Having recently translated a short academic study on the Kosovo question, I feel a strange urge to tell the world what I think about this issue myself.
The people of Kosovo have no right to independence.
International law is by definition half-baked, but this is a particularly blurry case. On the one hand, Russia is right. Kosovo forms part of a sovereign state, Serbia. It has no heritage of independent statehood. It was given over to United Nations control under duress (rightly or not) and on the clear condition of remaining a nominal part of Serbia. Well, Serbia wants to keep it. On the other hand, the laudable principle of national self-determination prescribes that Kosovo may opt out of this arrangement, by democratic choice. Competing principles, then.
So let’s look instead at more practical issues. Have Kosovo’s people and leaders proved that they are likely to exercise power over minority Serbs with responsibility and tolerance?
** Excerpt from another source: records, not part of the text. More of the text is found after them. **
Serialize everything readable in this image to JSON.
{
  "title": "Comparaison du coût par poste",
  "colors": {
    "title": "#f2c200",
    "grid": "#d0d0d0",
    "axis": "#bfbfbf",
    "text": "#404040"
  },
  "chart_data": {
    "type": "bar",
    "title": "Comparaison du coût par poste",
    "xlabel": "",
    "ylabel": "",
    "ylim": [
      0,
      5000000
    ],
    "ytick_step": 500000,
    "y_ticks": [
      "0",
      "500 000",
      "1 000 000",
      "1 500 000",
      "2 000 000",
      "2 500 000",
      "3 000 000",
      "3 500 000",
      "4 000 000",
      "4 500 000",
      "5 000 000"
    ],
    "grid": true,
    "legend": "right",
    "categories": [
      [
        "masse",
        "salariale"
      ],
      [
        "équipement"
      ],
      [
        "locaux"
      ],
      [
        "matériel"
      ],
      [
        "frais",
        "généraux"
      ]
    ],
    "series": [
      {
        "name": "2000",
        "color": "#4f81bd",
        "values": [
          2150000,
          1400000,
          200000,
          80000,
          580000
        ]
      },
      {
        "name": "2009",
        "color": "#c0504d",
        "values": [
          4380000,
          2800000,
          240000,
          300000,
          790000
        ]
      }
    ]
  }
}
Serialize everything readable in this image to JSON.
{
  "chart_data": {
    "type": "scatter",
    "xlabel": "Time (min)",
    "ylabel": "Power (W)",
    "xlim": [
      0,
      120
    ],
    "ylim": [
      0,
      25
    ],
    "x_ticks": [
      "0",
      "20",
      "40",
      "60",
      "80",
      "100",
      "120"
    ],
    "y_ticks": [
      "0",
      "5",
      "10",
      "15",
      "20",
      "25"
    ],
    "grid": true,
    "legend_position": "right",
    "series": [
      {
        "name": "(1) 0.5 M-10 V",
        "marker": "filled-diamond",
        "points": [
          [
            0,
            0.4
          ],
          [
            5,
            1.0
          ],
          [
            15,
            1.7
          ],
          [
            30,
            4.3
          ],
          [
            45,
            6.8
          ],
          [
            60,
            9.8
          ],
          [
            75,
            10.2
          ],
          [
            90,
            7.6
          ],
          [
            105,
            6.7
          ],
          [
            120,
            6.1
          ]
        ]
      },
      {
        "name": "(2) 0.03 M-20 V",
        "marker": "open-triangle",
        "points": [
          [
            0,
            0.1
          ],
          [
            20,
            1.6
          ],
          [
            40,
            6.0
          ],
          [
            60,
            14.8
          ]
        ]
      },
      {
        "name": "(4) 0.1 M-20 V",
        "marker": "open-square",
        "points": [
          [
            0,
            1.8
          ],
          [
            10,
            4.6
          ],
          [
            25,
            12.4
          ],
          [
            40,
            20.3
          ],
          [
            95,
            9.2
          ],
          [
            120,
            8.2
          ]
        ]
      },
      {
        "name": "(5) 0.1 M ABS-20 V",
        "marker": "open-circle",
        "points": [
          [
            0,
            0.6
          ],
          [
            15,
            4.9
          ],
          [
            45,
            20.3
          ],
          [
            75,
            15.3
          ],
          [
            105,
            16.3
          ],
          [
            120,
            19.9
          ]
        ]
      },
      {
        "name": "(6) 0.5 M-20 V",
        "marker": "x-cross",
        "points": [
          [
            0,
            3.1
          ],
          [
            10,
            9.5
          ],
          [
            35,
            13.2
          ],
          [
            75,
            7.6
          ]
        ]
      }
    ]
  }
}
What example might the precedent of independence set in Bosnia, in the Caucasus, in Cyprus, in Spain – in Belgium, even? Is it a good idea to encourage these various simmering national grievances? Is statehood really the inevitable destiny of every single nation, as was believed so fervently at the beginning of the last, bloody, century?
The people of Kosovo have a right to something more important than collective independence. They have a right to individual freedom. And no-one has yet proved that this requires flags, embassies and armies.